In the Philadelphia suburb of Newtown Square this week some 150 athletes are busy at their trade in professional golf's very own tournament, the 44th PGA Championship. The course they are playing, Aronimink Golf Club, is a rolling, tree-shaded parkland that offers the traditional promise of all such clubs: 18 holes of leisurely fun on a balmy summer day. It is a setting that suggests the Victorian conception of the game golf is supposed to be—a tranquil pastime in which fashionably clad gentlemen amble from hole to hole striking a white ball with the deft and polished artistry of a concert violinist. But when golf is played at its best it is no more pastoral than a bullfight. Nobody realizes this better than the men who work hardest at the game, the touring pros. In the color photographs on these pages they have been captured as they amply display just how much labor goes into their not-so-gentle activity.

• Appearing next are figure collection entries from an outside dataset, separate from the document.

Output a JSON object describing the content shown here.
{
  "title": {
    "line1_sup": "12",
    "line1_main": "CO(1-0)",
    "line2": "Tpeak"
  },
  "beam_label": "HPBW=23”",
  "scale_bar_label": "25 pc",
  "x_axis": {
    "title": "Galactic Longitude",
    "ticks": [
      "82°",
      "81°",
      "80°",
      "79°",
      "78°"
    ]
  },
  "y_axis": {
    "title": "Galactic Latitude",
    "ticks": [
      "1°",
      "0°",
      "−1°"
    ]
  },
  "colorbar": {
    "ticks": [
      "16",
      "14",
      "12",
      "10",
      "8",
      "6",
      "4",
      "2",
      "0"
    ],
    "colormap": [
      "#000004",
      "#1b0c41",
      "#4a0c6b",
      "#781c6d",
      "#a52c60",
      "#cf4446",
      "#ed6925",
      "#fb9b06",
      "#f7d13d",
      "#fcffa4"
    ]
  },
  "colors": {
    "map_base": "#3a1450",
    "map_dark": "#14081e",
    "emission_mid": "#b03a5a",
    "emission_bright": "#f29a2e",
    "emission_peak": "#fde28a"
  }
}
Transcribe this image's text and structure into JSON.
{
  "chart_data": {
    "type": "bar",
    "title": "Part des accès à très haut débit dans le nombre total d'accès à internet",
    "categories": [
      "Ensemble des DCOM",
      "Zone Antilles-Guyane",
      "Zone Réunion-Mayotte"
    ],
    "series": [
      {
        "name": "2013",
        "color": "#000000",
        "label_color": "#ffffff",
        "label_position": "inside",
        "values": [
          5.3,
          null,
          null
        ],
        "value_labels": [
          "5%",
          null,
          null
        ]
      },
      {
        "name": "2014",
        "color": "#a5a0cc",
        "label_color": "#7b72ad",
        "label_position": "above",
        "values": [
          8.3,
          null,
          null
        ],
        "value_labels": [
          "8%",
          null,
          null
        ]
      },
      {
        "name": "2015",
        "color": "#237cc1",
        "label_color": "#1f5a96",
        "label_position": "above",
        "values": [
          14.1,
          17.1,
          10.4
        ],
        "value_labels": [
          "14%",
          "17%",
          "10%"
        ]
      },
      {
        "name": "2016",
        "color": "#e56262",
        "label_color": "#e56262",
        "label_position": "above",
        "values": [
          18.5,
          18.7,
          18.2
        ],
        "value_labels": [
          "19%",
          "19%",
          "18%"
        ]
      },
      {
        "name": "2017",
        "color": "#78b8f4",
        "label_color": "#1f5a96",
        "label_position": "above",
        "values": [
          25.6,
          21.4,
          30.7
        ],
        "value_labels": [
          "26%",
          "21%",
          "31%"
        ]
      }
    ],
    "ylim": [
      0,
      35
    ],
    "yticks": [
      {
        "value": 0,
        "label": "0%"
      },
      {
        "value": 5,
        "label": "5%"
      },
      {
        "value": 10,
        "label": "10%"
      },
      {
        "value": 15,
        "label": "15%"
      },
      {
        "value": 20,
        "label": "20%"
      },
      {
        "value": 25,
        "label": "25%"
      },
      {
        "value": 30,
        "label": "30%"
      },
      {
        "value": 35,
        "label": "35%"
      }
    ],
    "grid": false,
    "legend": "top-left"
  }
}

They smash and tear and rip and gouge their way around a golf course in what is an almost shocking display of brute force. They are mentally and physically at war with the very elements that onlookers find so soothing—twin tree trunks, sparkling sand, a lovely blossoming branch. And if they often hit shots with the utmost delicacy and finesse, they do so only because battle strategy dictates such maneuvers at that point in the battle. To see muscular Arnold Palmer crashing the ball out of a hazard, or huge Mike Souchak pouncing on a pitch shot, or portly Billy Casper ripping his way out of high rough is to realize that golf can be as strenuous as many of the more obviously turbulent sports.
With an effort so fierce it wrenches the club from his hands, a grimacing Palmer blasts the ball out of deep sand and high into the air.
Using a tortured follow-through that no pro would teach, straining Ragan smashes a drive.
Crouched like a tiger, Souchak pounds out a flat chunk of turf as he attempts a short pitch.
July 22, 1962
His pudgy body staggers under the force of his own swing as Rodgers flails an iron shot.
Flanked by pines, January uses a wood to defeat two hazards, the rough and the trees.
Lashing into a shot like a man scything hay Casper thrashes his ball out of heavy rough.
Peering from behind a branch, PGA Champion Barber chops his way back into play.